One way to address this issue is for the federal government to consider centralizing and distributing data that is needed for these operations. The status quo is that healthcare providers are often duplicating processes and data comply with each payer’s requirements — this includes Medicare, Medicaid, the Veterans Administration, private carriers for employer sponsored insurance, and other payers. One panelist, Asish Jha, MD, MPH, noted that credentialing requirements alone consume too many administrative personnel hours.

 

There is great opportunity for the Centers for Medicare and Medicaid Services (CMS) to leverage systems such as:

  • Provider Enrollment, Chain, and Ownership System (PECOS) to enroll and pay Medicare providers
  • National Plan and Provider Enumeration System (NPPES) for unique identifier and enumeration registration for National Provider Identifiers (NPI)
  • Various program integrity databases

 

CMS could extend its practice of building APIs on large datasets to include these databases.

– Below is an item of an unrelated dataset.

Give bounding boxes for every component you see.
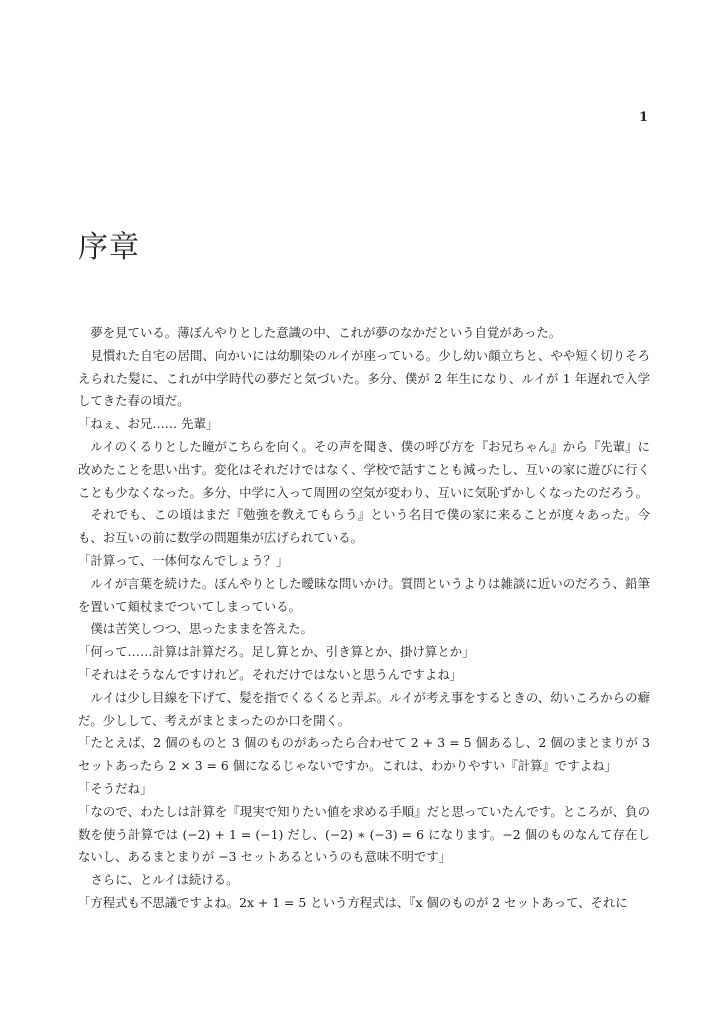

This could allow payers to leverage the federal CMS source as the singular source of truth, rather than asking providers to update multiple payers with credentialing information, quality measurement data, and basic demographics.

 

Until this issue is resolved, states are spending money creating similar systems that uniquely identify, enumerate, and pay providers. Greater efficiency, accuracy, and reliability can be achieved and enforced when this process is centralized.